Hello to all. In regards to my home HVAC unit. It is a dual pack, roof mounted, WeatherKing about 16 years old now. Last summer when the ambient temperature got over 90 degrees and the attic, may be well over 100 to 120+ I am having a fan come on and blow through the ducting system. It is not the AC blower but it is the heating unit fan blower motor. This I know because I have pulled the burner access panel off and have to literally move the limit controller to shut the fan off. Once off it will not come on again until the next day when the attic temperature rises.
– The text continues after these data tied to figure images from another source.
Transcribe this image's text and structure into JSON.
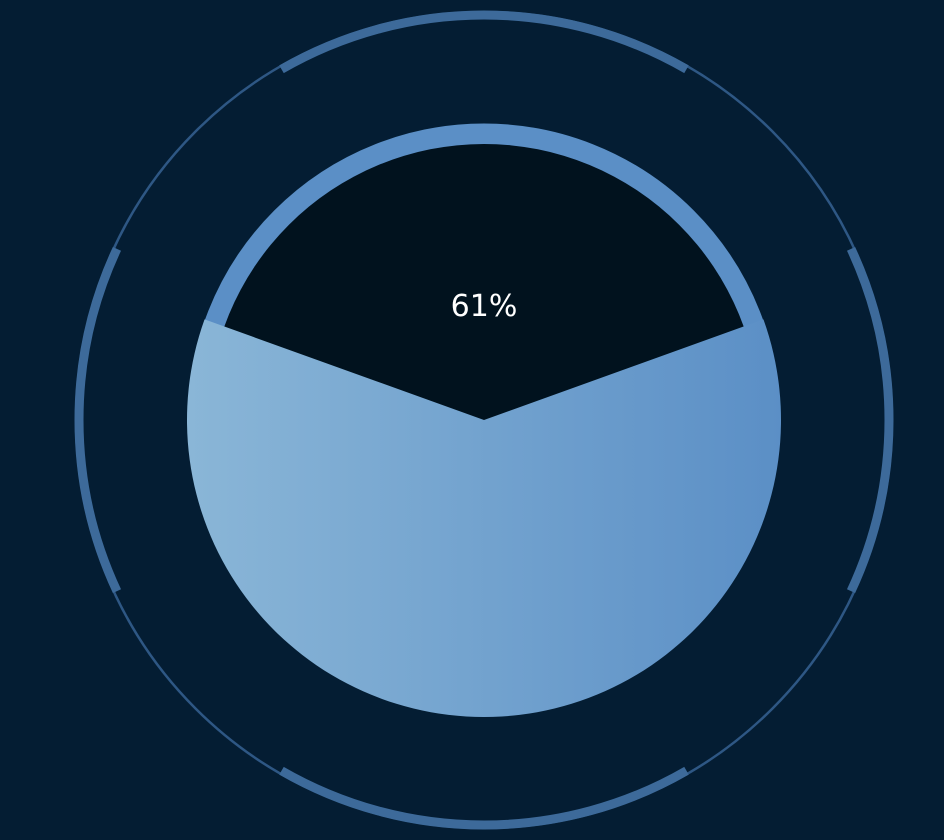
{
  "chart_data": {
    "type": "pie",
    "title": "",
    "value_percent": 61,
    "label": "61%",
    "slices": [
      {
        "name": "",
        "value": 61
      },
      {
        "name": "",
        "value": 39
      }
    ],
    "legend": "none",
    "grid": false
  },
  "colors": {
    "background": "#041d33",
    "filled_gradient_start": "#8ab6d7",
    "filled_gradient_end": "#5b8fc6",
    "empty": "#01121e",
    "ring": "#5b8fc6",
    "outer_ring": "#2e5784",
    "outer_ring_arc": "#3d6a9a"
  }
}
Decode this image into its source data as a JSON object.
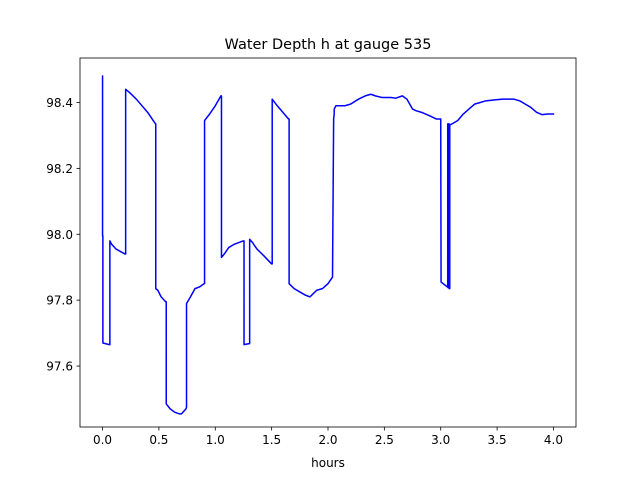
{
  "chart_data": {
    "type": "line",
    "title": "Water Depth h at gauge 535",
    "xlabel": "hours",
    "ylabel": "",
    "xlim": [
      -0.2,
      4.2
    ],
    "ylim": [
      97.415,
      98.535
    ],
    "xticks": [
      0.0,
      0.5,
      1.0,
      1.5,
      2.0,
      2.5,
      3.0,
      3.5,
      4.0
    ],
    "xtick_labels": [
      "0.0",
      "0.5",
      "1.0",
      "1.5",
      "2.0",
      "2.5",
      "3.0",
      "3.5",
      "4.0"
    ],
    "yticks": [
      97.6,
      97.8,
      98.0,
      98.2,
      98.4
    ],
    "ytick_labels": [
      "97.6",
      "97.8",
      "98.0",
      "98.2",
      "98.4"
    ],
    "grid": false,
    "legend": "none",
    "series": [
      {
        "color": "#0000ff",
        "x": [
          0.0,
          0.0,
          0.003,
          0.003,
          0.06,
          0.065,
          0.065,
          0.08,
          0.12,
          0.2,
          0.205,
          0.205,
          0.24,
          0.3,
          0.4,
          0.47,
          0.472,
          0.472,
          0.49,
          0.52,
          0.56,
          0.565,
          0.565,
          0.6,
          0.64,
          0.68,
          0.7,
          0.74,
          0.745,
          0.745,
          0.78,
          0.82,
          0.86,
          0.9,
          0.905,
          0.905,
          0.95,
          1.0,
          1.05,
          1.055,
          1.055,
          1.08,
          1.12,
          1.17,
          1.25,
          1.255,
          1.255,
          1.3,
          1.305,
          1.305,
          1.33,
          1.37,
          1.4,
          1.43,
          1.5,
          1.505,
          1.505,
          1.55,
          1.6,
          1.65,
          1.655,
          1.655,
          1.7,
          1.75,
          1.8,
          1.84,
          1.87,
          1.9,
          1.95,
          2.0,
          2.04,
          2.05,
          2.055,
          2.055,
          2.07,
          2.1,
          2.15,
          2.2,
          2.27,
          2.33,
          2.38,
          2.42,
          2.48,
          2.56,
          2.6,
          2.66,
          2.7,
          2.75,
          2.78,
          2.83,
          2.9,
          2.96,
          3.0,
          3.003,
          3.003,
          3.06,
          3.062,
          3.062,
          3.065,
          3.065,
          3.07,
          3.07,
          3.075,
          3.075,
          3.08,
          3.08,
          3.1,
          3.15,
          3.2,
          3.25,
          3.3,
          3.35,
          3.4,
          3.48,
          3.55,
          3.6,
          3.65,
          3.7,
          3.75,
          3.8,
          3.85,
          3.9,
          3.95,
          4.0
        ],
        "y": [
          98.48,
          97.995,
          97.995,
          97.67,
          97.665,
          97.665,
          97.98,
          97.97,
          97.955,
          97.94,
          97.94,
          98.44,
          98.43,
          98.41,
          98.37,
          98.335,
          98.335,
          97.835,
          97.83,
          97.81,
          97.795,
          97.795,
          97.485,
          97.47,
          97.46,
          97.455,
          97.455,
          97.47,
          97.475,
          97.79,
          97.81,
          97.835,
          97.84,
          97.85,
          97.85,
          98.345,
          98.365,
          98.39,
          98.42,
          98.42,
          97.93,
          97.94,
          97.96,
          97.97,
          97.98,
          97.98,
          97.665,
          97.668,
          97.668,
          97.985,
          97.975,
          97.955,
          97.945,
          97.935,
          97.91,
          97.91,
          98.41,
          98.39,
          98.37,
          98.35,
          98.35,
          97.85,
          97.835,
          97.825,
          97.815,
          97.81,
          97.82,
          97.83,
          97.835,
          97.85,
          97.87,
          98.35,
          98.365,
          98.38,
          98.39,
          98.39,
          98.39,
          98.395,
          98.41,
          98.42,
          98.425,
          98.42,
          98.415,
          98.415,
          98.413,
          98.42,
          98.41,
          98.38,
          98.375,
          98.37,
          98.36,
          98.35,
          98.35,
          97.855,
          97.855,
          97.84,
          97.84,
          98.335,
          98.335,
          97.838,
          97.838,
          98.335,
          98.335,
          97.835,
          97.835,
          98.332,
          98.335,
          98.345,
          98.365,
          98.38,
          98.395,
          98.4,
          98.405,
          98.408,
          98.41,
          98.41,
          98.41,
          98.405,
          98.395,
          98.385,
          98.37,
          98.363,
          98.365,
          98.365
        ]
      }
    ]
  }
}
If the AC unit is being used, after the sun goes down and the house is cool, the fan blower goes off on its own. Main point, when nobody is home and everything is off, it comes on by itself. Is this a faulty Heater Fan Limit Controller??? The pointers are set at 100 degrees and 200 degrees. Also, at times last winter, not always, when running the heater, this fan would run continuously after the thermostat would be moved to a very low setting to shut the call for heat down. Upon this happening, we would call for heat again at the thermostat and after reaching the desired room temperature, it would do a normal shutdown. Any thoughts appreciated. Thanks


----------



## RobertBranon (May 14, 2014)

*Worn out fan/limit control*

Replace fan/limit control 200 high limit 100 fan off some controls have fan on set around 140 but at 100 off the fan will come on with hot attic temp good luck in that attic


----------